My PhD-Thesis titled "Reduced order modeling of thermal convection flows: a reservoir computing approach" is published at TU Ilmenau. It is open access. Free of charge. The corresponding technical appendix (numerical implementations, source files & code) can be found at Zenodo.
The thesis revolves around the application of machine learning models on direct numerical simulations of thermal convection flows. Their potential for sub-grid scale turbulence parameterization is evaluated.

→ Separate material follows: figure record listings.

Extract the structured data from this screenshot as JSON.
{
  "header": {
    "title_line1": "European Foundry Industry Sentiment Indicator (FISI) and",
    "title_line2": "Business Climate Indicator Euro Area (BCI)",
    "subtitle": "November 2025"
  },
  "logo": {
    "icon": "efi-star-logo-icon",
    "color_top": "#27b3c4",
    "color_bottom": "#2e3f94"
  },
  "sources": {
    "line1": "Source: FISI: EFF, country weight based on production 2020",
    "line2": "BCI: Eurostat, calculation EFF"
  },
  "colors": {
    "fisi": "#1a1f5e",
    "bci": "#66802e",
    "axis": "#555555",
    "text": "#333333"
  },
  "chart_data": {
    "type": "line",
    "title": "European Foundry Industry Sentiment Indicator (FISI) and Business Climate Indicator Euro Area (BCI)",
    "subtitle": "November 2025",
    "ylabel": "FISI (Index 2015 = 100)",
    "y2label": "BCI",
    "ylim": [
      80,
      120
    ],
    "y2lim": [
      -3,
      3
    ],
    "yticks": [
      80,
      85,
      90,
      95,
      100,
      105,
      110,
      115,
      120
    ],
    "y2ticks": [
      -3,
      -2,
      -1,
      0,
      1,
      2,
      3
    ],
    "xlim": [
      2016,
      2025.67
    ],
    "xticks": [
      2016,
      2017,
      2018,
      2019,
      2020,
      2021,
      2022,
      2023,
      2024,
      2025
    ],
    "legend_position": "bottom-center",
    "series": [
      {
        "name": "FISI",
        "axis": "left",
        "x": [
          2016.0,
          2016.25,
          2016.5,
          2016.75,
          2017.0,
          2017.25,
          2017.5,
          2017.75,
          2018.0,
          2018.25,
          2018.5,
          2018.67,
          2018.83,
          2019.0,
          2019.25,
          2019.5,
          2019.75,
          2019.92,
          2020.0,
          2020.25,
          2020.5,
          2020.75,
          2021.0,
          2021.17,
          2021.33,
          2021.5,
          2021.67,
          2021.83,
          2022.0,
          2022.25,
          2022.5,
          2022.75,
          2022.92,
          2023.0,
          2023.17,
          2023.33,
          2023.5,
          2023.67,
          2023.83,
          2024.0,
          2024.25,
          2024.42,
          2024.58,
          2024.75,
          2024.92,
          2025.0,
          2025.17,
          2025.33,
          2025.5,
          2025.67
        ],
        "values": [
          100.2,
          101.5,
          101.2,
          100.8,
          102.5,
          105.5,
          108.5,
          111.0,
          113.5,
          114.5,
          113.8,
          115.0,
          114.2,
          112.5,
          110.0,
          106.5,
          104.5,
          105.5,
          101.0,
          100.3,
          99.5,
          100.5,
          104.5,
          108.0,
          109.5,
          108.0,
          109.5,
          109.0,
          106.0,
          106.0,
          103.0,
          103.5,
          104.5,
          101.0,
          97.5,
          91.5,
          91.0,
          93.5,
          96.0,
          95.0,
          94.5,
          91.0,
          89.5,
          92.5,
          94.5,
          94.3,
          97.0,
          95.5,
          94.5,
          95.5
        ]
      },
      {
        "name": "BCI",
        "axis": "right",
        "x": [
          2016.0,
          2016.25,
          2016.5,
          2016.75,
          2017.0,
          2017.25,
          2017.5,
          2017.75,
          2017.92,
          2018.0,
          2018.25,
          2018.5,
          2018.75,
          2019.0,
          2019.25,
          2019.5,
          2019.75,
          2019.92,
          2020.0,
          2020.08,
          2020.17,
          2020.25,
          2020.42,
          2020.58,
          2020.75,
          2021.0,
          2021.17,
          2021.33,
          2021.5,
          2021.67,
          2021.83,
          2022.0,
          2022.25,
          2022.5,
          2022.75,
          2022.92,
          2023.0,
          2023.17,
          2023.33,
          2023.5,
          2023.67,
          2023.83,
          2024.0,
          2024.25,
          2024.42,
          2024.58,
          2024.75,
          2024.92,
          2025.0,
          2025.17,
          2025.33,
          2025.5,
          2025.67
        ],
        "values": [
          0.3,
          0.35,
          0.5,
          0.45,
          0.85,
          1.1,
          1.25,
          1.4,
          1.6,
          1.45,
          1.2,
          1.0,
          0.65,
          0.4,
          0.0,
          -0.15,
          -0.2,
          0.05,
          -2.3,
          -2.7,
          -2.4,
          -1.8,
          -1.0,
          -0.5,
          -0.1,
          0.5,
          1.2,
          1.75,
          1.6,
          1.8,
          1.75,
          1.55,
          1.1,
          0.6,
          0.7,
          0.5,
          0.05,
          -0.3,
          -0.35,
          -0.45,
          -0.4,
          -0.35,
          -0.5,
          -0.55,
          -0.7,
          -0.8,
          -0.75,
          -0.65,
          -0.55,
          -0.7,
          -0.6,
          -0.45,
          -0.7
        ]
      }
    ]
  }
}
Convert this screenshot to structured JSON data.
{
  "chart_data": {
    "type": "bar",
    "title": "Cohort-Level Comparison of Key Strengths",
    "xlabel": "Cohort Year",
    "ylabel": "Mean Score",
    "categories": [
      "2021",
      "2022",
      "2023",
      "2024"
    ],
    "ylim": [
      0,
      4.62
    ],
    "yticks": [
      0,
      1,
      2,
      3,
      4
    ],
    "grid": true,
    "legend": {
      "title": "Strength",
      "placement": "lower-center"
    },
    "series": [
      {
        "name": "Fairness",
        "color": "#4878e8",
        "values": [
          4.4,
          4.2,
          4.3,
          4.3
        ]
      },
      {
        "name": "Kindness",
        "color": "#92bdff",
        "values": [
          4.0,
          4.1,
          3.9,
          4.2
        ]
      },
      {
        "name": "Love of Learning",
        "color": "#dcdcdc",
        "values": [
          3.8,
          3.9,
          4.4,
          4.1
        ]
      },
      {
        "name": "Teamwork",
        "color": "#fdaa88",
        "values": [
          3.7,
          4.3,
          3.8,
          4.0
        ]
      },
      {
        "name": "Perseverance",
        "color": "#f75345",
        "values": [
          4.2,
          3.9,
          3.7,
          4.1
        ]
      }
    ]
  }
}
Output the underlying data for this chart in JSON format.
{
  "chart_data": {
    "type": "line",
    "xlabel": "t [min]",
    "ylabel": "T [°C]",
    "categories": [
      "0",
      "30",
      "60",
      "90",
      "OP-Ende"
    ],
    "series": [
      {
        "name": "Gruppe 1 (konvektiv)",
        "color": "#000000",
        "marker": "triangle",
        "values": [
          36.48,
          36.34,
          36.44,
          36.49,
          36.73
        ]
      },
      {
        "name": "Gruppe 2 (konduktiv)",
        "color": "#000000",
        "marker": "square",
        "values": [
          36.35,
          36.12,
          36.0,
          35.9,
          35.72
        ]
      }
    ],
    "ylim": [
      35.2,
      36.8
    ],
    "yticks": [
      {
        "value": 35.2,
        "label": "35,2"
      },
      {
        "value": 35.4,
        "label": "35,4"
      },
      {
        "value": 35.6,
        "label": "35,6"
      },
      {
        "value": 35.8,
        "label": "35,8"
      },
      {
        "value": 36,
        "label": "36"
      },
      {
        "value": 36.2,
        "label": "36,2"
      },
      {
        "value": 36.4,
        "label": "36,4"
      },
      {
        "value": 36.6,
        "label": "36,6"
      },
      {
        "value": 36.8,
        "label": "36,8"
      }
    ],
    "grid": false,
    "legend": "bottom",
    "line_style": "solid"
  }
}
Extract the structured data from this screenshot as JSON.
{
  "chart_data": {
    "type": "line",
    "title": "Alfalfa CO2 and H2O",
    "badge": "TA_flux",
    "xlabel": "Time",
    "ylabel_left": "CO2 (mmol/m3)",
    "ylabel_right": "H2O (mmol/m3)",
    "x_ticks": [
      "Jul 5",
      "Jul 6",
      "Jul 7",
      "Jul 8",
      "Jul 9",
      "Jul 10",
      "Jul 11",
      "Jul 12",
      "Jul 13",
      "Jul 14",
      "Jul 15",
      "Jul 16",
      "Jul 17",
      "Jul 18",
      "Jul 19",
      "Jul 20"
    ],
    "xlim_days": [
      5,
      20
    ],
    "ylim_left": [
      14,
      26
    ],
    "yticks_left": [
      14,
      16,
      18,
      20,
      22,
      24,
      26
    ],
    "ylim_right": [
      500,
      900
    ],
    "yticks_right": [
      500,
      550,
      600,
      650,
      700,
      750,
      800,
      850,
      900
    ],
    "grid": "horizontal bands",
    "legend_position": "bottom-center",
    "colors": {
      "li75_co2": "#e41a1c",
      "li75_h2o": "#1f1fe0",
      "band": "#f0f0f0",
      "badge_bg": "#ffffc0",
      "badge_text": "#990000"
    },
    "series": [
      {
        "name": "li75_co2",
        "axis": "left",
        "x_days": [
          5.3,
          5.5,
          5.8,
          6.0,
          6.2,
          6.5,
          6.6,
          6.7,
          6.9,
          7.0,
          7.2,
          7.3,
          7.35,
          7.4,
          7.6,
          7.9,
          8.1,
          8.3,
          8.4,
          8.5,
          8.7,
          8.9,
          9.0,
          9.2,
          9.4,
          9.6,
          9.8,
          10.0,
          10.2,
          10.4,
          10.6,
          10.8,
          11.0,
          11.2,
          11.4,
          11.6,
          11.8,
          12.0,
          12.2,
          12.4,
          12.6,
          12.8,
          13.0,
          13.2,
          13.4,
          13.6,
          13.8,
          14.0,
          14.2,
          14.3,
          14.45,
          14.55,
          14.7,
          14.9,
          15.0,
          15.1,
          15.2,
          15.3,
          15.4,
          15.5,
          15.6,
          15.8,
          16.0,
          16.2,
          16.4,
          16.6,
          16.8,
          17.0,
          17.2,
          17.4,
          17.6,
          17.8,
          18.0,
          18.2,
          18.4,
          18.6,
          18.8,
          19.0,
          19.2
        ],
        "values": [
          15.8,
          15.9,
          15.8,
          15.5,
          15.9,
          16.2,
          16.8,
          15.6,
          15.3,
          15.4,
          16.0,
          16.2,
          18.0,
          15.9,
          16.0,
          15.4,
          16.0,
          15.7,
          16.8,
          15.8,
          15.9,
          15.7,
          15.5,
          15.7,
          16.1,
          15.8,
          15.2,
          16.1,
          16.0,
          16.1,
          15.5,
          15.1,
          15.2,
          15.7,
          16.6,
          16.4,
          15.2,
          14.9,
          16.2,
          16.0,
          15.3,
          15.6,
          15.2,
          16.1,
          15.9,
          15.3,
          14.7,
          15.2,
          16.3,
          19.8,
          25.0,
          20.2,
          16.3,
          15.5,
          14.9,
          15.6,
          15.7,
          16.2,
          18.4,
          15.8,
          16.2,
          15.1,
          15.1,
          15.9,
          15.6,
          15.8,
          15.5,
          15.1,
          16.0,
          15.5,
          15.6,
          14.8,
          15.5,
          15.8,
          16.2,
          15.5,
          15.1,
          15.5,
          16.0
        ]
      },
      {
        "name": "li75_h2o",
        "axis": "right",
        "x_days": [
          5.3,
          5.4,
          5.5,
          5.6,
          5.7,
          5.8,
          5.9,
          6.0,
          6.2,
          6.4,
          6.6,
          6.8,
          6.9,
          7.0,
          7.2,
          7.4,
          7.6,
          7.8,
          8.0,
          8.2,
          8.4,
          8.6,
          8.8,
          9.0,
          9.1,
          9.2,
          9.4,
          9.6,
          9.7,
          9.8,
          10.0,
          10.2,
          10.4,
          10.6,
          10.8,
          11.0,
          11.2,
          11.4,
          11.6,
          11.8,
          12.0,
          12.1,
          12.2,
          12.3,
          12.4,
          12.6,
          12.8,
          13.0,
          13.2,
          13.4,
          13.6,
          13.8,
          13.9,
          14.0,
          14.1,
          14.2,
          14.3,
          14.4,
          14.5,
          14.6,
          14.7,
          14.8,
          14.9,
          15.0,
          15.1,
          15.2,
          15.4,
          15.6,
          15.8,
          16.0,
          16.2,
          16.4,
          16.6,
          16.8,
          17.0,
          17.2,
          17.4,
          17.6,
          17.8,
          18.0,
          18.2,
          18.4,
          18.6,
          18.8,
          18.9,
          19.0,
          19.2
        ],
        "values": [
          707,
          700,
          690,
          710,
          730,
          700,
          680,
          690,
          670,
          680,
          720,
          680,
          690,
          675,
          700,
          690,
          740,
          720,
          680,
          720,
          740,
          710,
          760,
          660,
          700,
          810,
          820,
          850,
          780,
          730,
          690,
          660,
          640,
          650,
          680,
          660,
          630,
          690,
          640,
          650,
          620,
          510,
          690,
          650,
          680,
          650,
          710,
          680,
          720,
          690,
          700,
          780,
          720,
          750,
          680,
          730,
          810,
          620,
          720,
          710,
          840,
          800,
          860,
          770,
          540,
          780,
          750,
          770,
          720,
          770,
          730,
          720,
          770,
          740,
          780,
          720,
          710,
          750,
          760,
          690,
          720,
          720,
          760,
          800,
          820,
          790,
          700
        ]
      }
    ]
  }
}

This thesis explores the potential of machine learning (ML) algorithms to enhance subgrid-scale parameterizations in large-scale atmospheric simulations. Traditional approaches often rely on simplifications or computationally expensive methods. This work aims to introduce a more physically consistent and computationally efficient approach using Reservoir Computing (RC) and data reduction techniques to extract subgrid-scale features from direct numerical simulations (DNS) of thermal convection. To this end, the high-fidelity simulation data is pre-processed by a Proper Orthogonal Decomposition (POD) or an Autoencoder (AE) network to reduce the amount of data. An RC model is subsequently trained on this reduced data space to predict future flow states without solving the governing nonlinear equations of motion. The combined POD-RC model’s predictions are thoroughly validated by original simulations. It is found that the model accurately replicates spatial organization, structural features, and low-order statistics of dry and moist convection flows, opening new ways for the dynamic parameterization of subgrid-scale transport in larger-scale circulation models. Furthermore, this work investigates the generalization property of an AE-RC model based on a flux-driven two-dimensional turbulent convection system. It is found that the machine learning model can correctly reproduce spatial features and the statistical properties of the physical fields. Finally, this work focuses on the parameterization of the convective boundary layer (CBL) by means of a Generative Adversarial Network (GAN), which is trained on high-fidelity DNS data of a three-dimensional CBL. It is shown that a physics-informed rescaling of the limited amount of training data enables the method to reproduce the CBL growth and the related pattern formation. The GAN results agree with standard mass-flux schemes and additionally provide the granule-type horizontal organization of the turbulent flow, which cannot be obtained with the mass-flux approach. Although the primary focus is not on implementing ML-based parameterization schemes in large-scale models, this work advances our understanding of the potential and limitations of the afore mentioned models in the context of climate modeling and numerical weather prediction.